Stephen Edward Scarff Professor of International Affairs and Assistant Professor of Government Jason Brozek introduced Finkler. “A few of you know him from his love of Chinese economics,” Brozek said.
Finkler began with facts about China’s economy. “In GDP [gross domestic product] per capita terms, China is a middle-income country,” he said. “China’s GDP is large[ly] due to its large population. At roughly $9 trillion, China’s economy is about half of America’s economy.”
Finkler said that Chinese leaders feel that “China’s rightful place should be at the top of the world economic pyramid.”
The World Bank along with the Development Research Center of the State Council in China joined efforts to create “China 2030.” “It projects continuous growth, though not at the same rate,” Finkler said.
“The transformation from a middle-income country to a high-income country is difficult to do and difficult to sustain,” he said. “The policies used to move into middle-income will not work to propel the country into high-income.”
At the beginning of his lecture, Finkler asked if economic dominance matters. “Yes it does,” he said. “Countries with economic power can use it in their sphere of influence.”

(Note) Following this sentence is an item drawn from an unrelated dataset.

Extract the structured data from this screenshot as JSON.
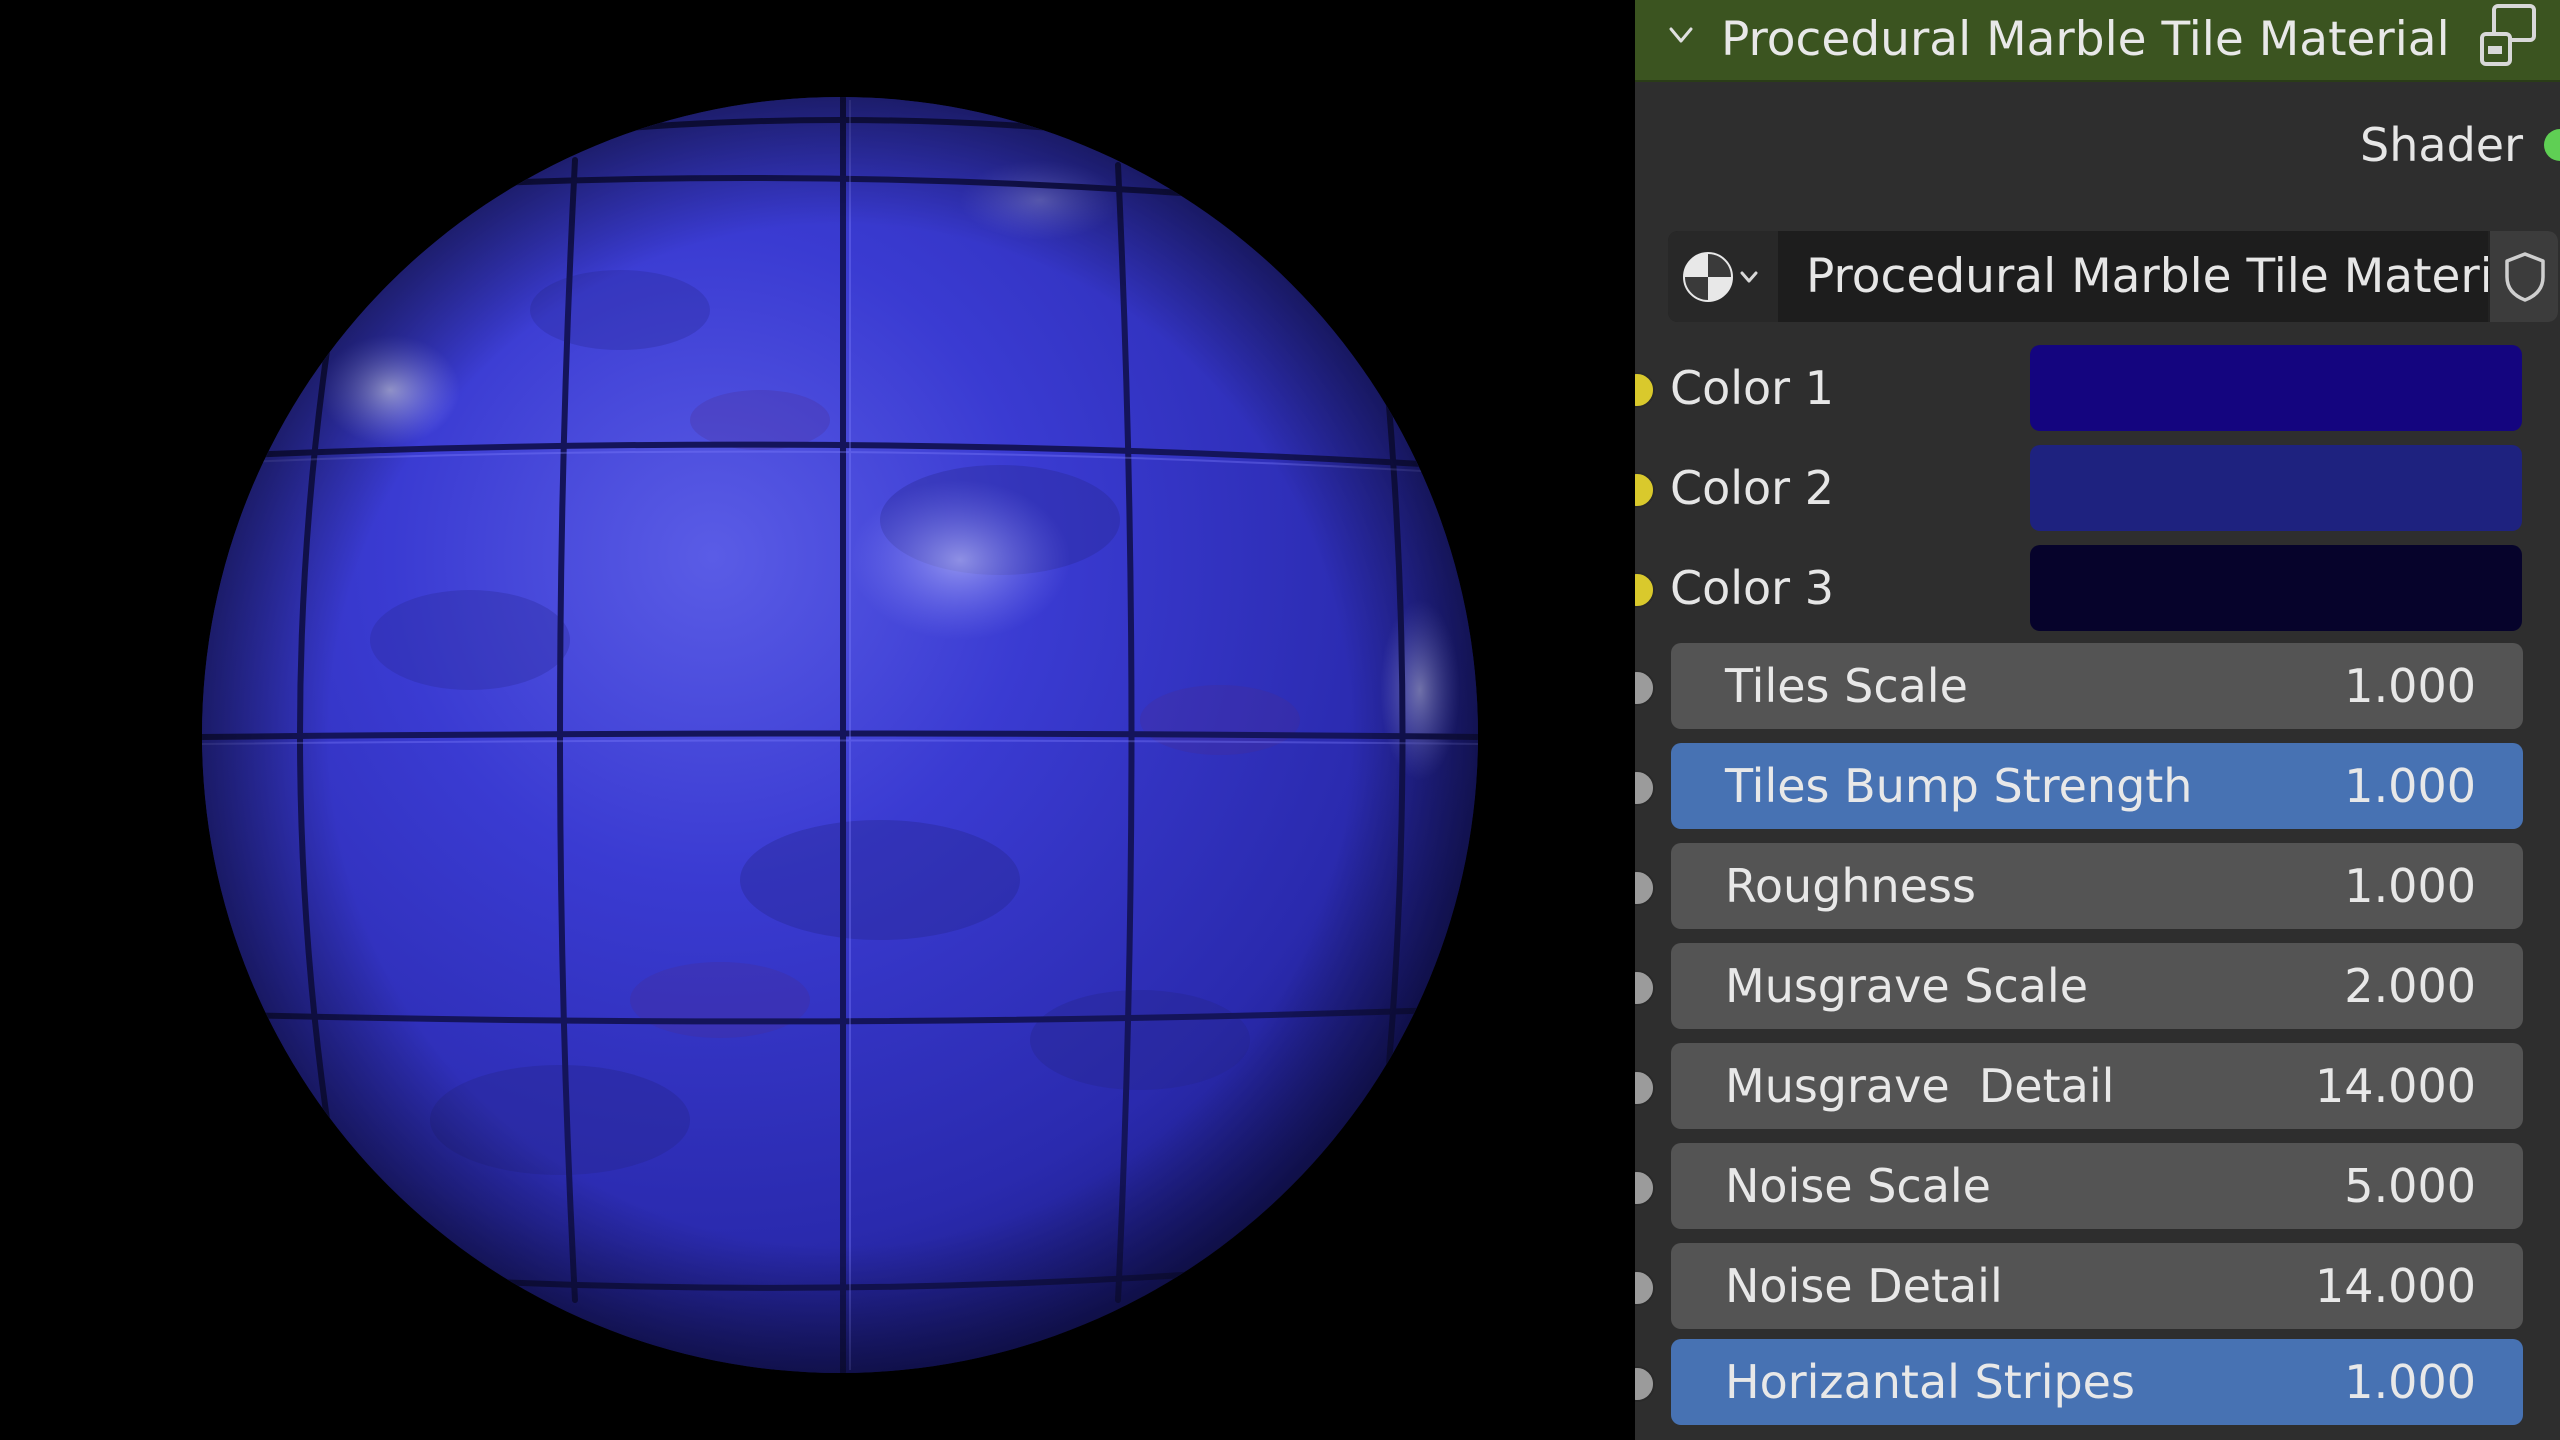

China faces other issues beyond their economy. “China has 22 percent of the world’s population, but six percent of the world’s fresh water,” Finkler said. “16 of the 20 most polluted cities in the world are in China.”
An audience member mentioned hearing about potential Japanese economic dominance when he was a child to which Finkler responded with “Japan is stagnant. It is largely because their financial institutions have not changed.”
“Japan believes one of the reasons why their growth stagnated is because the rest of the world forced their currency to rise rapidly,” he said, claiming this is what the Chinese have learned from the Japanese.
“China is a serious force, and it’s unclear which direction they are going to go,” Finkler said. “China wants respect and to be taken seriously in the world economy.”
“China’s global economic role depend on how the rest of the world responds to China’s economic growth,” Finkler said.
“If China becomes a high-income country, given it is large, it would have power to throw around,” he said. Still, Finkler noted, “I don’t see Chinese dominance for the foreseeable future.”